I'm at a cross road. I really like Netware does exactly as it should file serve very reliably. But the prices of SCSI's are just not worth it.

I guess the question is, will Netware now have decent speed and low system utilization with a SATA HD.

TIA

Jim
 
I don't think that it was EVER a UTILIZATION problem. It might have been disk throughput that would have been better with SCSI vs. IDE, but not utilization. Maybe explain what you experienced with IDE drives.

Everybody is using Serial Attached SCSI drives now for servers - it's the norm.
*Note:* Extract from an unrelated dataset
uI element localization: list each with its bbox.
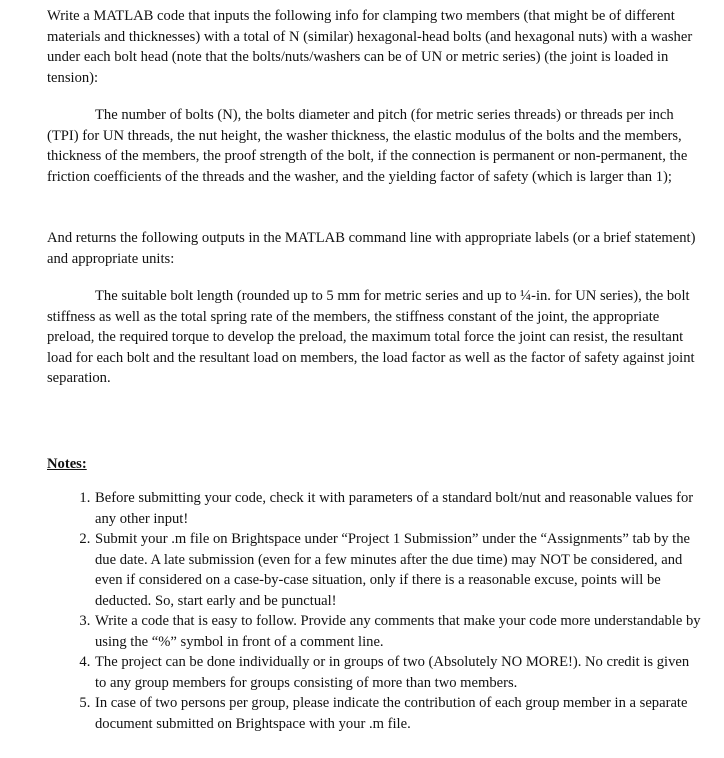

I think you're a little behind the curve, so time to jump into the water.
 
I don't think I've ever seen a hard drive cause high utilization. It's usually something else.. SATA works fine though I never recommend it for production environment unless it's in a RAID 5 configuration. I see lots of server failures that cost $$$ to repair/recover from because people were too cheap to invest in protecting their data.

Marvin Huffaker, MCNE
Marvin Huffaker Consulting, Inc.
A Novell Platinum Partner
 
Waiting for the OP to tell us what he meant by high utilization - memory, CPU, disk IO?????
 
From the console monitor screen the Utilization:

The test I did used to computers connected to the server.

One test was moving a couple hundred megs of JPG files (these are realtor photos of houses and an ISO file about 500 megs at the same time.

Utilization bounced from 30 - 90% in both tests.

Jim
 
Does the utilization go down to normal (1%-3%) after the file transfer is complete?

Are you READING files FROM the server or are you WRITING files TO the server?

I would not expect READs to cause high utilization.. If WRITES to the server are slow and causing utilization, it's because you have a poor performing disc channel (slow) and the drive cannot keep up with your write requests.

Either way, slow READs and sometimes slow WRITES can be improved by increasing RAM. How much RAM does your server have?

As a rule of Thumb, SATA's architecture is much slower than SCSI or SAS.. And it's way slower than a RAID of SAS/SCSI that has a huge amount of cache to improve performance. Going back to my mention of SATA RAID, even a SATA RAID controller should have RAM onboard to cache and help improve disk reads/writes. It's single drive configurations that give you the worst performance and also give you higher risk in the event of drive failure.




Marvin Huffaker, MCNE
Marvin Huffaker Consulting, Inc.
A Novell Platinum Partner
 
Hi, yes writes and yes, the utilization goes down after the transfer. The sever has 2 gigs of RAM. In this test it was with 1 drive using the mainboards sata controller.

Your summary is what i suspected. That's why i switch to a scsi.

Your idea of a raid controller sounds interesting. Do you know of a model that is Netware friendly and has hoards of RAM on it?

Thanks!

Jim
 
2 GB of RAM is like a desktop computer. You've got to step up your hardware specs quite a bit to be running a server class machine.